I found it easier with the second as I had more idea of what I was doing. I was more confident and sure of myself.

Lottieloulou Mon 05-Sep-11 13:22:40

Message withdrawn at poster's request.

Lottieloulou Mon 05-Sep-11 13:23:28

Message withdrawn at poster's request.

YourMam Wed 07-Sep-11 12:22:38

Thanks all. Lottieloulou, I saw a psychiatrist who I thought was sensible and good, and a very bad psychotherapist who set up a group for PND mums which was totally useless. He used to try and get us to meditate while holding our babies (impossible with crawling wriggly babies), and say stupid things like, when helping me get my buggy up the steps, 'Oooh are you a first-time mum? [he knew I was after my extended, tearful assessment] Yeah, thought you were, first-time mums always carry a lot of stuff around.' Um -- a) don't criticise people's parenting skills when they're feeling shitty anyway, and b) perhaps you've forgotten but you tend to need a lug a lot of stuff round with a baby! He just had no sense of what people might feel like. If people expressed distress at how much their babies cried, and having interrupted nights because of it, he would say brightly, 'Well -- you should just leave them to cry!'

My experience with him really put me off CBT, as it just seemed like trying to look on the bright side and about as much use as that sounds.
I think the next time I get preg I will definitely try to get a referral to a (better) counsellor. Maybe I should see one now. Maybe I haven't got over it yet. It is very hard to know.
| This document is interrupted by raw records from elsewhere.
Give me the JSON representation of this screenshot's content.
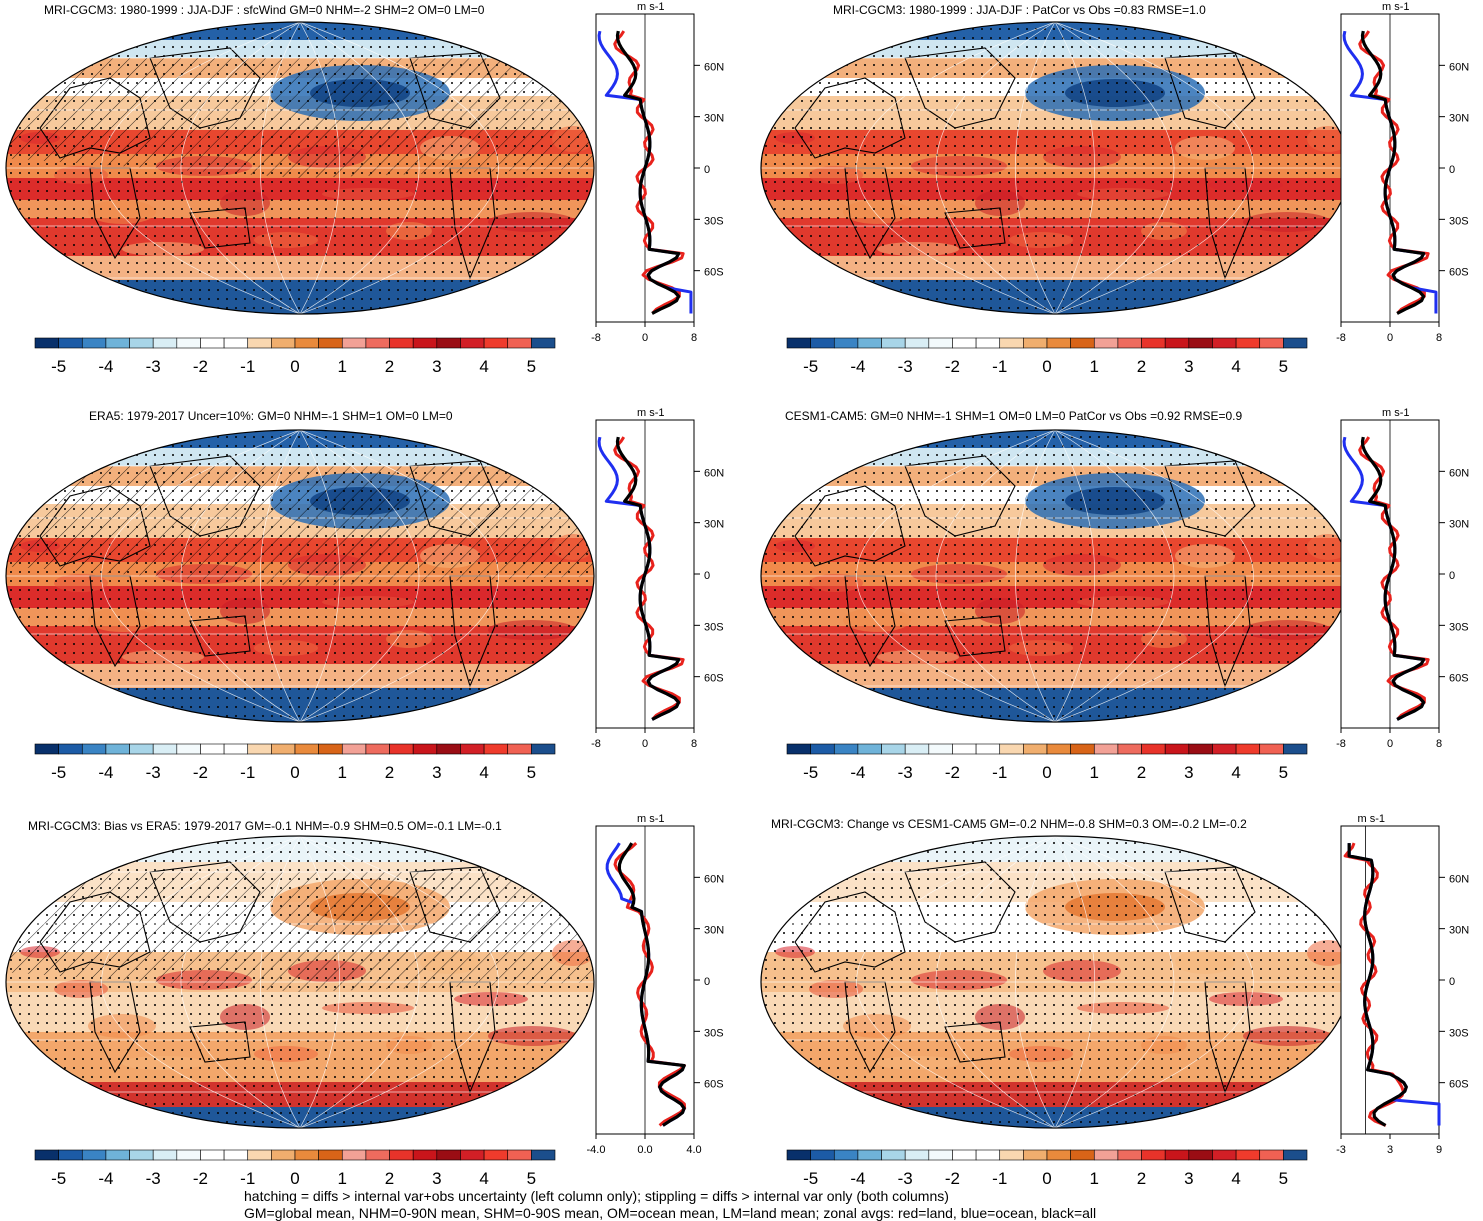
{
  "colorbar": {
    "labels": [
      "-5",
      "-4",
      "-3",
      "-2",
      "-1",
      "0",
      "1",
      "2",
      "3",
      "4",
      "5"
    ],
    "colors": [
      "#08306b",
      "#1c5ba6",
      "#3a84c4",
      "#6fb3d9",
      "#a8d5e8",
      "#d9eef5",
      "#f3fafc",
      "#ffffff",
      "#ffffff",
      "#f9d7b0",
      "#f0ae6e",
      "#e98a3c",
      "#d86418",
      "#f2a196",
      "#ee6b5e",
      "#e8332a",
      "#c9151b",
      "#9a0d14",
      "#d21f26",
      "#ef3b2c",
      "#f06153",
      "#1b4e8c"
    ]
  },
  "legend_colors": {
    "land": "#e8221c",
    "ocean": "#1f2ff0",
    "all": "#000000"
  },
  "footnote": [
    "hatching = diffs > internal var+obs uncertainty (left column only); stippling = diffs > internal var only (both columns)",
    "GM=global mean, NHM=0-90N mean, SHM=0-90S mean, OM=ocean mean, LM=land mean; zonal avgs: red=land, blue=ocean, black=all"
  ],
  "panels": [
    {
      "title": "MRI-CGCM3: 1980-1999 : JJA-DJF : sfcWind GM=0 NHM=-2 SHM=2 OM=0 LM=0",
      "unit": "m s-1",
      "lat_ticks": [
        "60N",
        "30N",
        "0",
        "30S",
        "60S"
      ],
      "x_ticks": [
        "-8",
        "0",
        "8"
      ],
      "chart_data": {
        "type": "line",
        "x_range": [
          -8,
          8
        ],
        "y_range": [
          -90,
          90
        ],
        "y_label_values": [
          60,
          30,
          0,
          -30,
          -60
        ],
        "series": [
          {
            "name": "land",
            "color": "#e8221c"
          },
          {
            "name": "ocean",
            "color": "#1f2ff0"
          },
          {
            "name": "all",
            "color": "#000000"
          }
        ]
      }
    },
    {
      "title": "MRI-CGCM3: 1980-1999 : JJA-DJF : PatCor vs Obs =0.83 RMSE=1.0",
      "unit": "m s-1",
      "lat_ticks": [
        "60N",
        "30N",
        "0",
        "30S",
        "60S"
      ],
      "x_ticks": [
        "-8",
        "0",
        "8"
      ],
      "chart_data": {
        "type": "line",
        "x_range": [
          -8,
          8
        ],
        "y_range": [
          -90,
          90
        ],
        "y_label_values": [
          60,
          30,
          0,
          -30,
          -60
        ],
        "series": [
          {
            "name": "land",
            "color": "#e8221c"
          },
          {
            "name": "ocean",
            "color": "#1f2ff0"
          },
          {
            "name": "all",
            "color": "#000000"
          }
        ]
      }
    },
    {
      "title": "ERA5: 1979-2017 Uncer=10%: GM=0 NHM=-1 SHM=1 OM=0 LM=0",
      "unit": "m s-1",
      "lat_ticks": [
        "60N",
        "30N",
        "0",
        "30S",
        "60S"
      ],
      "x_ticks": [
        "-8",
        "0",
        "8"
      ],
      "chart_data": {
        "type": "line",
        "x_range": [
          -8,
          8
        ],
        "y_range": [
          -90,
          90
        ],
        "y_label_values": [
          60,
          30,
          0,
          -30,
          -60
        ],
        "series": [
          {
            "name": "land",
            "color": "#e8221c"
          },
          {
            "name": "ocean",
            "color": "#1f2ff0"
          },
          {
            "name": "all",
            "color": "#000000"
          }
        ]
      }
    },
    {
      "title": "CESM1-CAM5: GM=0 NHM=-1 SHM=1 OM=0 LM=0 PatCor vs Obs =0.92 RMSE=0.9",
      "unit": "m s-1",
      "lat_ticks": [
        "60N",
        "30N",
        "0",
        "30S",
        "60S"
      ],
      "x_ticks": [
        "-8",
        "0",
        "8"
      ],
      "chart_data": {
        "type": "line",
        "x_range": [
          -8,
          8
        ],
        "y_range": [
          -90,
          90
        ],
        "y_label_values": [
          60,
          30,
          0,
          -30,
          -60
        ],
        "series": [
          {
            "name": "land",
            "color": "#e8221c"
          },
          {
            "name": "ocean",
            "color": "#1f2ff0"
          },
          {
            "name": "all",
            "color": "#000000"
          }
        ]
      }
    },
    {
      "title": "MRI-CGCM3: Bias vs ERA5: 1979-2017 GM=-0.1 NHM=-0.9 SHM=0.5 OM=-0.1 LM=-0.1",
      "unit": "m s-1",
      "lat_ticks": [
        "60N",
        "30N",
        "0",
        "30S",
        "60S"
      ],
      "x_ticks": [
        "-4.0",
        "0.0",
        "4.0"
      ],
      "chart_data": {
        "type": "line",
        "x_range": [
          -4,
          4
        ],
        "y_range": [
          -90,
          90
        ],
        "y_label_values": [
          60,
          30,
          0,
          -30,
          -60
        ],
        "series": [
          {
            "name": "land",
            "color": "#e8221c"
          },
          {
            "name": "ocean",
            "color": "#1f2ff0"
          },
          {
            "name": "all",
            "color": "#000000"
          }
        ]
      }
    },
    {
      "title": "MRI-CGCM3: Change vs CESM1-CAM5 GM=-0.2 NHM=-0.8 SHM=0.3 OM=-0.2 LM=-0.2",
      "unit": "m s-1",
      "lat_ticks": [
        "60N",
        "30N",
        "0",
        "30S",
        "60S"
      ],
      "x_ticks": [
        "-3",
        "3",
        "9"
      ],
      "chart_data": {
        "type": "line",
        "x_range": [
          -3,
          9
        ],
        "y_range": [
          -90,
          90
        ],
        "y_label_values": [
          60,
          30,
          0,
          -30,
          -60
        ],
        "series": [
          {
            "name": "land",
            "color": "#e8221c"
          },
          {
            "name": "ocean",
            "color": "#1f2ff0"
          },
          {
            "name": "all",
            "color": "#000000"
          }
        ]
      }
    }
  ]
}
I think the spring baby thing is a really good tip, thank you. The lack of sleep bit is the bit I find SO hard, and at least if it was sunny outside it would be so much easier to stay awake.

Thank you reallytired for the book recommendation, I have ordered it. I totally get what you're saying about self-help sites being more useful when you're feeling better. I will have another look at that livinglifetothefull one.

NanaNina Wed 07-Sep-11 13:59:12

Yourman - who in god's name decides that a male is the right person to understand and help new mothers.....crazy!!